Die Stabilisierung verläuft ungleichmäßig. Besonders wertstabil bleiben exklusive Lagen in der Innenstadt sowie in Nobelbezirken wie Hietzing oder Döbling. Hier sind Preissteigerungen wahrscheinlich. Ein geteiltes Bild zeigt der Altbau: Während die Rabatte bei Neubauten schrumpften, stiegen sie bei unsanierten Altbauten laut Immo Analytics GmbH sogar. In inneren Bezirken lag der Angebotspreis bei rund 7.000 Euro pro Quadratmeter – der tatsächliche Kaufpreis oft deutlich darunter.

Zinsen machen den Kauf wieder planbar

Die entscheidende Rolle für die Beruhigung spielen die Finanzierungsbedingungen. Nach mehreren Zinssenkungen der EZB sind Kredite wieder leistbarer. Banken agieren zwar verantwortungsvoll, zeigen sich aber flexibler als in den Vorjahren. Diese Kombination aus stabileren Zinsen, nachgezogenen Einkommen und einem größeren Angebot verbessert die Rahmenbedingungen für Käufer erheblich.
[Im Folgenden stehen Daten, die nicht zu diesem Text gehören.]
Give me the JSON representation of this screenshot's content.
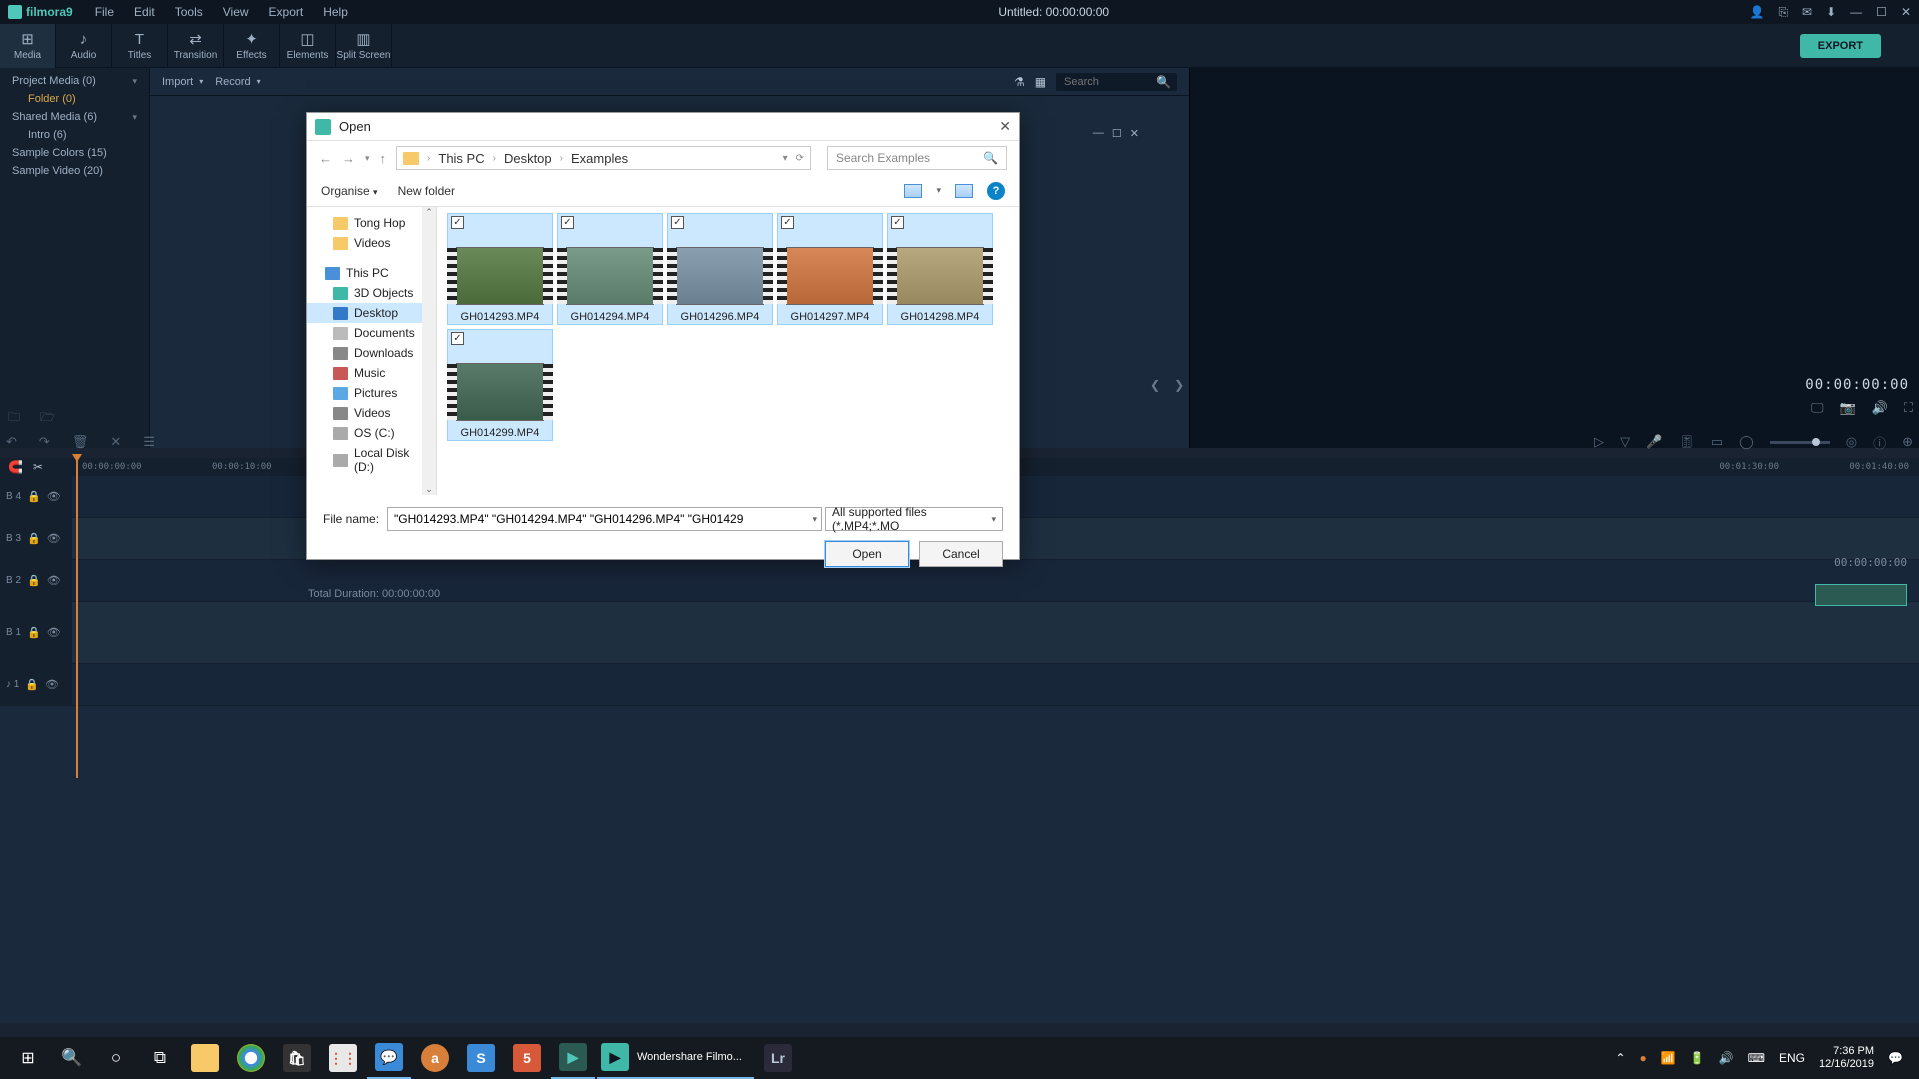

Nachhaltige Erträge rücken wieder in den Fokus – statt kurzfristiger Spekulation.

Was bringt der Rest des Jahres 2026?

Die meisten Experten erwarten einen moderaten Aufschwung. Massive Preissprünge sind nicht in Sicht, stattdessen prognostizieren sie eine stabile bis leicht steigende Entwicklung von etwa drei bis sechs Prozent. Die weitere Dynamik hängt stark von zwei Faktoren:
* Der Neubauaktivität: Sinkendes Angebot bei hoher Nachfrage führt zu Preisdruck.
* Der Zinspolitik: Sie bleibt der zentrale Hebel für die Leistbarkeit.

Käufer mit Eigenkapital und Flexibilität befinden sich in einer guten Verhandlungsposition. Verkäufer profitieren hingegen von einem verlässlicheren Marktumfeld und können wieder attraktive Preise erzielen. Die Phase der Korrektur scheint überstanden.